Gómez’s brightly colored acrylic illustrations attempt to capture the colorful, surrealistic tone of the story. Readers will see Juanito’s name spelled out in chiles, for instance, and cattle (“reses”) flying in the sky as he watches the other children play during a time called “recess.” However, the characters are mostly expressionless and, with their thin and awkwardly angled limbs, almost look like stick figures.

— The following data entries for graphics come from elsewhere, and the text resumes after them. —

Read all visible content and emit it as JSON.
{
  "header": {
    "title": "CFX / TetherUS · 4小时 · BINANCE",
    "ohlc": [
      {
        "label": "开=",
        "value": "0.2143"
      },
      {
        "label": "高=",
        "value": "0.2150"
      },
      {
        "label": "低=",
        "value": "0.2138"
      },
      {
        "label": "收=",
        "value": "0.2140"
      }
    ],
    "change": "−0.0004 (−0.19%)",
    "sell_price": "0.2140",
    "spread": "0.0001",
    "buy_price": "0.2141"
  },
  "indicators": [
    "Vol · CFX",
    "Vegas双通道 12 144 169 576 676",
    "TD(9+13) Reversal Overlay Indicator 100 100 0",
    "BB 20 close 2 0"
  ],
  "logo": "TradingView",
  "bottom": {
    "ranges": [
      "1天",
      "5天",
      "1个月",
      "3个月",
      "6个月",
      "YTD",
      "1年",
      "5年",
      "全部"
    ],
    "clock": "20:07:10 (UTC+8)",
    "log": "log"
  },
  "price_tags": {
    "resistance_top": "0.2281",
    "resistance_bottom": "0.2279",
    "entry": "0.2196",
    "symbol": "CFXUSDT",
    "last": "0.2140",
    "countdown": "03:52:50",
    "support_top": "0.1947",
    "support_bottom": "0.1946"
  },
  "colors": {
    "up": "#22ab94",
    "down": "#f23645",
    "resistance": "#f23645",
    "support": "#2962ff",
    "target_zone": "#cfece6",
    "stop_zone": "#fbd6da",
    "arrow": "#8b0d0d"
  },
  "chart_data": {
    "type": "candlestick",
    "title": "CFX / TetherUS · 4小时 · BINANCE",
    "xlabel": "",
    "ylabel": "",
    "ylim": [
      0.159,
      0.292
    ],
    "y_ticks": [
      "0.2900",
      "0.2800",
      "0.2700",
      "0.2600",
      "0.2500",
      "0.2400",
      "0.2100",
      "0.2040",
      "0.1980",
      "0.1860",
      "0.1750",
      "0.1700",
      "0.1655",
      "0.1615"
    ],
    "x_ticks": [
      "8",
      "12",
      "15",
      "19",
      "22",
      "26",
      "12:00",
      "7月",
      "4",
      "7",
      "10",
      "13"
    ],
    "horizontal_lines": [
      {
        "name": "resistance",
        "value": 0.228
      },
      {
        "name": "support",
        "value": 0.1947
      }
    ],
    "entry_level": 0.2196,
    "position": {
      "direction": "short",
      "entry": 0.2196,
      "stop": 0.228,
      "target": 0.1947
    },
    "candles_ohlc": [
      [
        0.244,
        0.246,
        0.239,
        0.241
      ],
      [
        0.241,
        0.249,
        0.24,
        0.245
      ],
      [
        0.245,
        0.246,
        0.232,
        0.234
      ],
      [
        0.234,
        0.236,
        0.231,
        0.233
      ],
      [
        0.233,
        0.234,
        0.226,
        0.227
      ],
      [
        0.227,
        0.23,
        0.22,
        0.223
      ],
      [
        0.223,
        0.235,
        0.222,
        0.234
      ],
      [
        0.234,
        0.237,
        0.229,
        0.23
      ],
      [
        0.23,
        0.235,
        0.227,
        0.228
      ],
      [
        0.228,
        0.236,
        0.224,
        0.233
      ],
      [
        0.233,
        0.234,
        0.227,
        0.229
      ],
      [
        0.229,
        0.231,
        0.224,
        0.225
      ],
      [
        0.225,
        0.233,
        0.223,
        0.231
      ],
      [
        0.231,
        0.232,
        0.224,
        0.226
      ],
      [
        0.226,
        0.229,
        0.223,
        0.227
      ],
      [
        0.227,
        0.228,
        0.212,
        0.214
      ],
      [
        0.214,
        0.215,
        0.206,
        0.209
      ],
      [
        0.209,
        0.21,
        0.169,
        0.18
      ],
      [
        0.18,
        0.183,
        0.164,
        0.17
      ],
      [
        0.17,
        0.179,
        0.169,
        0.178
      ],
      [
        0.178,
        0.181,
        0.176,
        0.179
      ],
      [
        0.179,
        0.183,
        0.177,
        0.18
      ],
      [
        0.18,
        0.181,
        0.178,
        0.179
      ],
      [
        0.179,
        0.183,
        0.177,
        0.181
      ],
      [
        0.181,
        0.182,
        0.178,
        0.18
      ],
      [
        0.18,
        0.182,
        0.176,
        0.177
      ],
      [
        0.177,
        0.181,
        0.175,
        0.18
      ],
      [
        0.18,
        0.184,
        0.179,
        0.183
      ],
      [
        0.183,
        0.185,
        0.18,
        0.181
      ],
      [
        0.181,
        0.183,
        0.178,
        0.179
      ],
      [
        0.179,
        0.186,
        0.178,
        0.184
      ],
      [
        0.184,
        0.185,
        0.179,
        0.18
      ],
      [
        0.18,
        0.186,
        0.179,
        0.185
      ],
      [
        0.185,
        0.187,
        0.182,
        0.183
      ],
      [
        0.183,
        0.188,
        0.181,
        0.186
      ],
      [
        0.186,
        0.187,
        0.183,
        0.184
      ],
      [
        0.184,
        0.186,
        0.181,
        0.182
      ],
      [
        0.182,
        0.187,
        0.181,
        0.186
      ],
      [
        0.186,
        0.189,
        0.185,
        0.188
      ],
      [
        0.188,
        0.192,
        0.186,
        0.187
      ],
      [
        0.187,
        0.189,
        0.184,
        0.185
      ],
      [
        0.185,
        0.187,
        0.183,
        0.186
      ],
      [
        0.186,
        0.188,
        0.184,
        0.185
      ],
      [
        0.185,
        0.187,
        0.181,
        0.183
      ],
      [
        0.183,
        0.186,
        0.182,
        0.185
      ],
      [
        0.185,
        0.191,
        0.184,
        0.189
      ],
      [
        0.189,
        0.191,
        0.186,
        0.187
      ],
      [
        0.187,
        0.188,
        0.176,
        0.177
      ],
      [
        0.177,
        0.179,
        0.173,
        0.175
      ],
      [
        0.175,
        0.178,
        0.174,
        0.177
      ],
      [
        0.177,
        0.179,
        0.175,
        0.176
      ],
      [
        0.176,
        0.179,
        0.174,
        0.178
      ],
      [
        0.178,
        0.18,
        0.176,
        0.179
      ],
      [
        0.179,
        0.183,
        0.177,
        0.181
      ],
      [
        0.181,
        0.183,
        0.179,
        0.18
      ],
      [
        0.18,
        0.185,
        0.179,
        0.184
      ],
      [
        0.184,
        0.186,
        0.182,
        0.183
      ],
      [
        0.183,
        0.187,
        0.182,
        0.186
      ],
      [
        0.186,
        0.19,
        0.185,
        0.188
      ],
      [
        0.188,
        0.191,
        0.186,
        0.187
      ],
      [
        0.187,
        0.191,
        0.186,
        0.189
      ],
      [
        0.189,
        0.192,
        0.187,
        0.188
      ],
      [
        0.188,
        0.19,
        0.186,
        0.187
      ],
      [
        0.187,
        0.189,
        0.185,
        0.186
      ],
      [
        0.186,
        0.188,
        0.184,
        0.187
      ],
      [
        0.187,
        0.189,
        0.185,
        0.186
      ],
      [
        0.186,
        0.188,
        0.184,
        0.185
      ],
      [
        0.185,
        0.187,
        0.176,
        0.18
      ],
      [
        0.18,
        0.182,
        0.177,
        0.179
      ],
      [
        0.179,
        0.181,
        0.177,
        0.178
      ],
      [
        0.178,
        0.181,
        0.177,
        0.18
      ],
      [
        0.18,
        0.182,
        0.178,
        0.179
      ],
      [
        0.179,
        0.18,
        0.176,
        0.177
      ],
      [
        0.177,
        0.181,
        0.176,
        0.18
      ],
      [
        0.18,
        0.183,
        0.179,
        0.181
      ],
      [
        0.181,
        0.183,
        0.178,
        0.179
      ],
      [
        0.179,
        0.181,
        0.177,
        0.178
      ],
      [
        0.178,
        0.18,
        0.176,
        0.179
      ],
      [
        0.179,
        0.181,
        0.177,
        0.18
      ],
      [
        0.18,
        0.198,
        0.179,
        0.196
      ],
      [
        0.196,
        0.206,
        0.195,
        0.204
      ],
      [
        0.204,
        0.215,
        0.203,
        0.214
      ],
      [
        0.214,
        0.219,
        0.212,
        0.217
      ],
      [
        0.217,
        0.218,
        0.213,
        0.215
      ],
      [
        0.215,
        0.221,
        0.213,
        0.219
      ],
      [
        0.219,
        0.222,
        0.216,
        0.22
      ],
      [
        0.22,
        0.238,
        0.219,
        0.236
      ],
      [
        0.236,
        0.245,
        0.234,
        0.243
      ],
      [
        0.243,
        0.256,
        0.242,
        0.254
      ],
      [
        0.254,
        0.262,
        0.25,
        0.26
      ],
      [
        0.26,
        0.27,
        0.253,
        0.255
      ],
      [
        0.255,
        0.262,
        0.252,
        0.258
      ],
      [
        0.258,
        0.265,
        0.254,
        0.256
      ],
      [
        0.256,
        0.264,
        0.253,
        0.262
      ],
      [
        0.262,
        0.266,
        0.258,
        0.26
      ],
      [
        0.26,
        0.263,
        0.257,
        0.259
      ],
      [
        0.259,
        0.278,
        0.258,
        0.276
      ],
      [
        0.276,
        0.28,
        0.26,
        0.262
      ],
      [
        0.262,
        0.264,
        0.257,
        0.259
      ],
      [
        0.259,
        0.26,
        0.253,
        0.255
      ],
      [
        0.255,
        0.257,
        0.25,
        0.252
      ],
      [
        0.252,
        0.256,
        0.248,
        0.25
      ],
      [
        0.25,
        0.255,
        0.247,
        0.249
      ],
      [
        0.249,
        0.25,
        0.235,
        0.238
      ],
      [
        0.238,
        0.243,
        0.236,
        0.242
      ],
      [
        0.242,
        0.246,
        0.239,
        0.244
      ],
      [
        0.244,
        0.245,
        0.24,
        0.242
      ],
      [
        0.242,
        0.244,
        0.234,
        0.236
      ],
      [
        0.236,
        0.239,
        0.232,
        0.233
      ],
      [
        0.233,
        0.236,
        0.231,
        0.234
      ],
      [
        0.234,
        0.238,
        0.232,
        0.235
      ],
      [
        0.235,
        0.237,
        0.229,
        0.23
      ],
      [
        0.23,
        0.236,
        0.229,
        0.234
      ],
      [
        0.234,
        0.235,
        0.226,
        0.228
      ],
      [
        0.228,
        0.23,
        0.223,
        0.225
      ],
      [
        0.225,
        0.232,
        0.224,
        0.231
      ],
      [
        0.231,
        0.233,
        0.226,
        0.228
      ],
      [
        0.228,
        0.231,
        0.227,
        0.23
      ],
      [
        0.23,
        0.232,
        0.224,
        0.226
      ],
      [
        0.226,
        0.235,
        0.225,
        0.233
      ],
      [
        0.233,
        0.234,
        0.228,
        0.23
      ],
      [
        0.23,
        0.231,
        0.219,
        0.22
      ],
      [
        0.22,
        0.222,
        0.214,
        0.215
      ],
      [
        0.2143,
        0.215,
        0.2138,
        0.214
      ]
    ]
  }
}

Yet, despite the somewhat unappealing artwork, I find it impossible not to fall in love with the story’s rich, metaphorical language and the fact that it is an authentic story from the author’s own life. Recommended.

—Grace Cornell Gonzales
(published 10/5/13)

Skippyjon Jones and the Failed Read-Aloud

I sat down in my read-aloud chair in front of my first graders, excited to read the “Skippyjon Jones” book given to me by a retired teacher who had volunteered at my school. It had come along with a beautiful floor puzzle picturing the series’ main character, which my students loved. Although I had worked as a bilingual teacher for several years, this year I was teaching in a non-bilingual school. I was excited to read a book that used Spanish terms, and hoped that my handful of Latina/o students would enjoy sharing their knowledge to help us decode them. 
But it quickly became apparent that neither I nor my Spanish-speaking students were going to connect to the kind of “Spanglish” used in the “Skippyjon Jones” books, principally because it wasn’t Spanglish at all. When I was in middle school, some of the kids in my class would make fun of Spanish and of our Spanish teacher by just adding “o” to the end of the words. They would say things like, “I-o don’t like-o this class-o,” and then high-five each other and say, “Nice Spanish, dude.” “Skippyjon Jones” operates on the same principle, creating gems like “ding-a-lito,” “stinkitos,” and “snifferito.” Skippyjon Jones is a cat who pretends to be a Chihuahua and talks in a fake Mexican accent (“they are reely, reely beeg, dude”) and calls himself “El Skippito Friskito,” which drives me crazy because there are no k’s in Spanish. If one of my students started talking that way, we would have conversations about stereotypes and offensive behavior. Yet somehow these are popular children’s books.

A few pages into the read-aloud, I realized I had made a big mistake. I tripped over the fake Spanish words and ridiculous names (Poquito Tito? What does that even mean?). In order to have read the book well, I would have had to adopt a fake Mexican accent and essentially mock the way that Mexican people speak, even clapping along to fake mariachi songs with lyrics like, “Diggeree diggeroo diggerito (clap-clap) / We learned something new from Skippito! (clap-clap) He scares them to death/ with his old pickle breath,/ and that’s how we get fossilitos! (clap-clap).” Note: This is also false history. This is not, in fact, how the dinosaurs became extinct.

Tongue-tied and embarrassed, I put the book down. Later, still ashamed that I had subjected my students to even ten minutes of that horrific read-aloud, I tossed both the book and the floor puzzle in the trash. Even a gorgeous floor puzzle and a free book were not worth subjecting my students to toxic racial and linguistic stereotypes.